- The Washington Times - Tuesday, August 16, 2011

Weeks after the Federal Election Commission (FEC) closed a campaign finance probe of Rep. Stephen Lee Fincher, Tennessee Republican, a political rival is suing the regulatory agency for failing to enforce federal law.

The lawsuit, filed by the campaign of Roy Herron, a Tennessee lawyer and the Democratic candidate who lost to Mr. Fincher in 2010, comes after the FEC deadlocked along party lines on whether to fine Mr. Fincher’s campaign for misreporting the source of a $250,000 loan.

A first term Republican, Mr. Fincher’s campaign initially reported that personal funds were the source of the loan, but later amended campaign filings to show that the money came from the Gates Banking and Trust Co., where his father was on the board of directors.

He beat Mr. Herron in the 2010 election and Mr. Herrons campaign raised concerns about the failure to report the source loan, but also pointed to the loan as possible evidence of an illegal campaign contribution.

Divided on whether to impose a monetary penalty — Democrats on the FEC were in favor, Republicans against — the matter was closed without Mr. Fincher’s campaign being penalized. In a statement, the FEC said there was “an insufficient number of votes” to support complaints that Mr. Fincher’s campaign had violated the law.

The matter seemed settled nearly a year after the complaint was filed, but then Mr. Herron’s campaign last week filed a lawsuit in federal court in Washington against the FEC.

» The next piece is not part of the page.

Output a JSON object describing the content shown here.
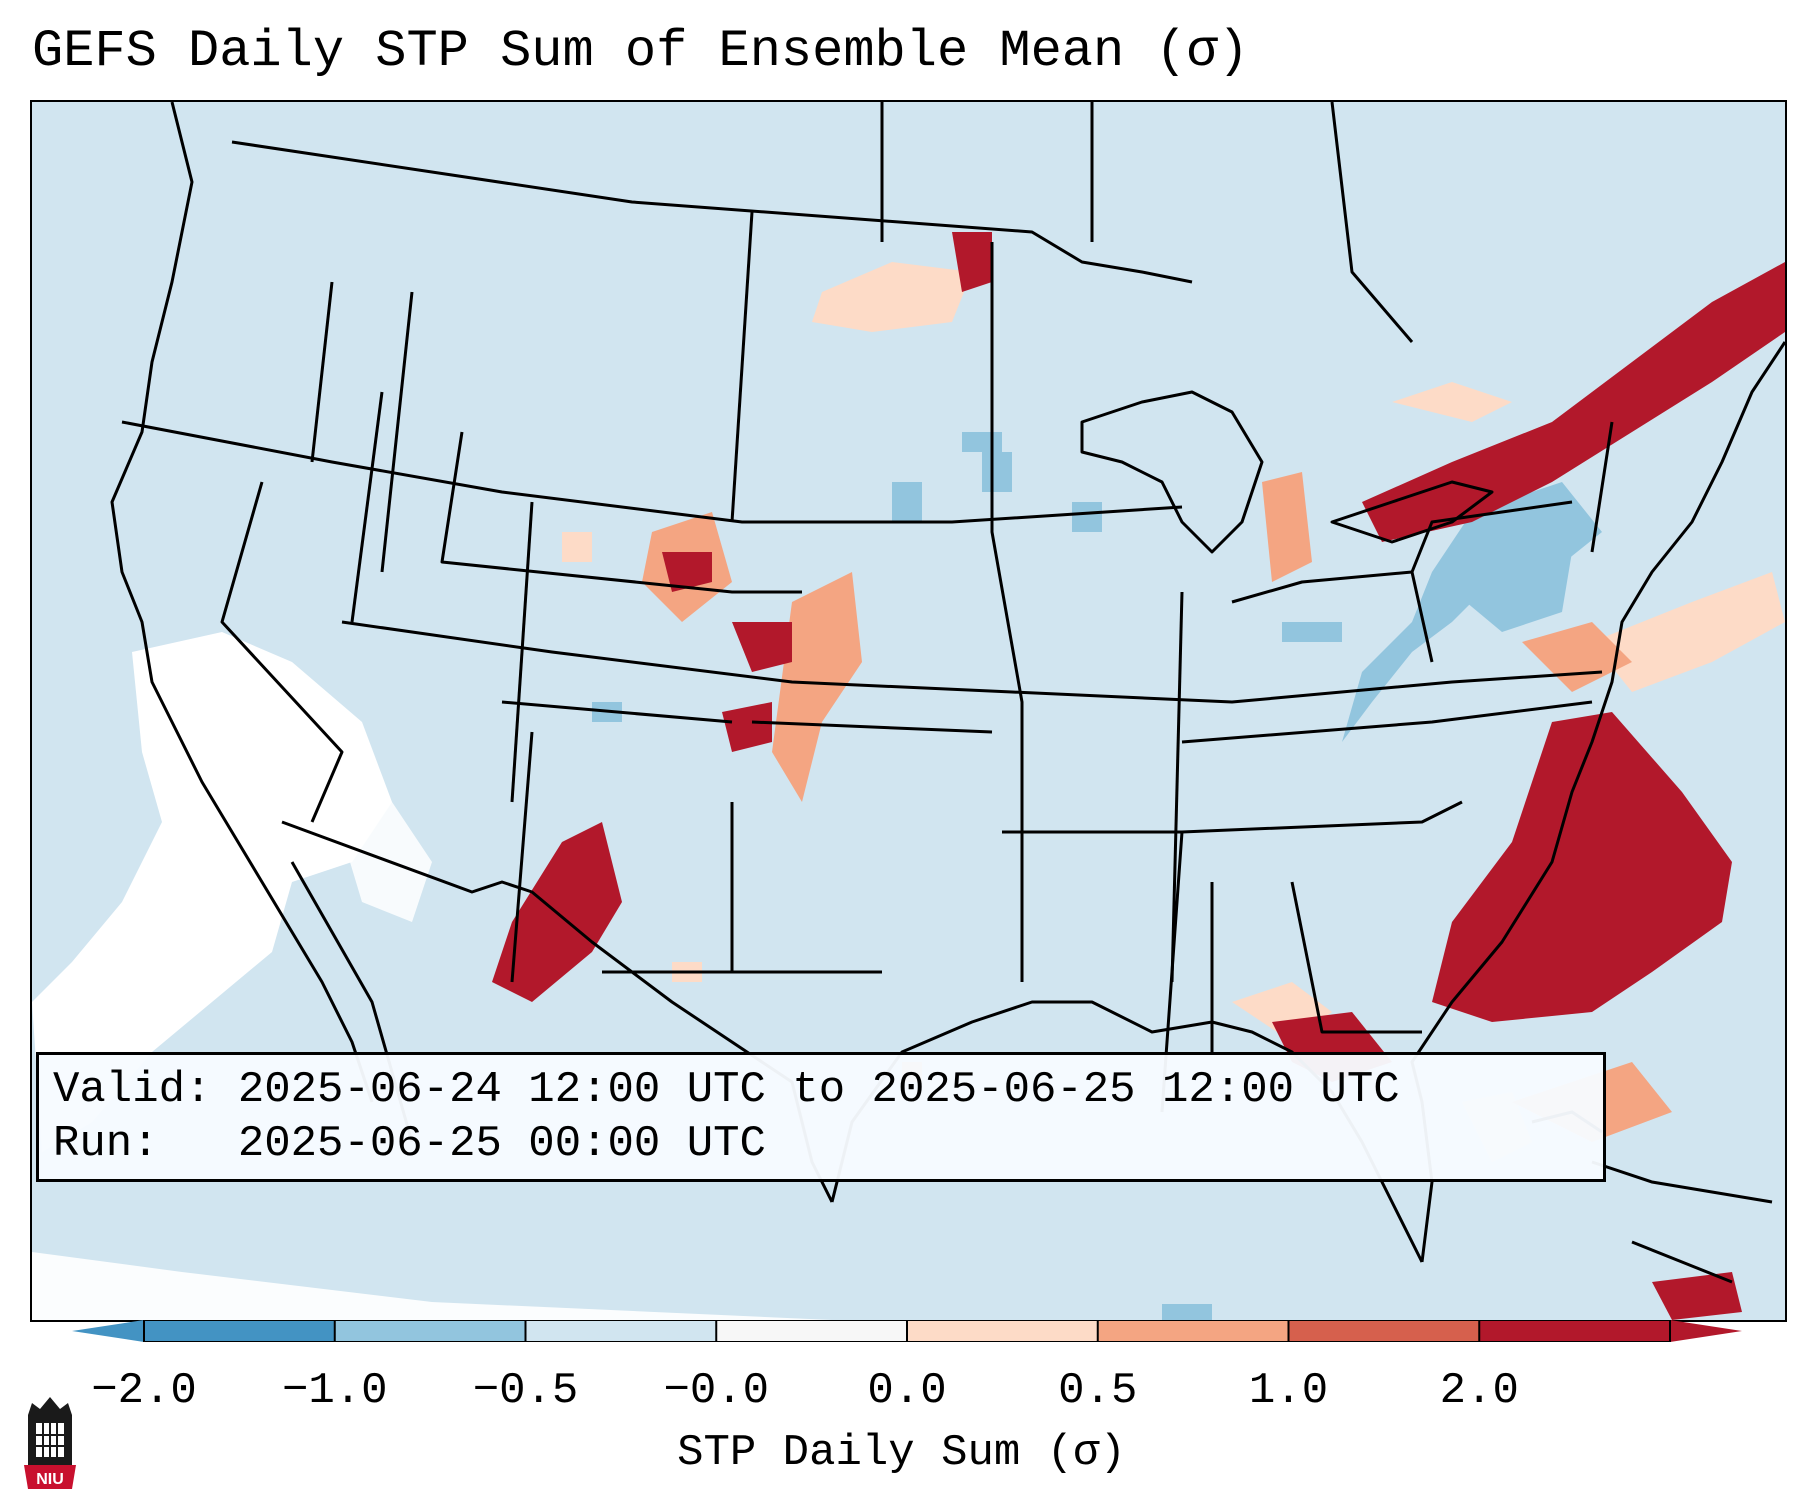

Among other charges, the Herron campaign’s complaint specifically faulted a finding by the FEC staff that there was no information to suggest that the Fincher campaign intentionally delayed reporting the source of the campaign loan.

“Knowing there was an error and knowing that they had a responsibility to correct that error, but did not, is knowing and willful,” the Herron campaign argued in its lawsuit.

A spokeswoman for the FEC, Judith Ingram, declined to comment on the lawsuit Tuesday, saying agency policy prohibits commenting on matters of pending litigation.

But a lawyer for the Fincher campaign expressed confidence that the complaint would get tossed. The Fincher campaign was not named as a defendant in the lawsuit.

“The FEC reviewed this matter and dismissed it without further action,” Fincher campaign attorney Elliot S. Berke said. “We expect the court to do the same.”

According to FEC records, the Fincher campaign acknowledged “reporting errors and omissions that required amended reports” to be filed with the FEC. But in a four-page “statement of reasons,” the three FEC Democrats noted that the Fincher campaign did not correct its reports until more than two months after the Herron campaign filed a complaint, weeks after the election was over.

The statement also said the Republicans on the FEC did not want to issue a financial penalty, citing a similar case involving the campaign of Sen. Maria Cantwell, a Washington Democrat, which was not issued a fine.

With the latest ruling in the Fincher campaign case, the FEC has a mixed record when it comes to issuing fines in cases involving the failure to properly disclose loan information. While financial penalties were not leveled against the Fincher or Cantwell campaigns, records show fines were issued in three other campaign finance cases, including a 2007 case involving the campaign of Rep. Henry Cuellar, Texas Democrat.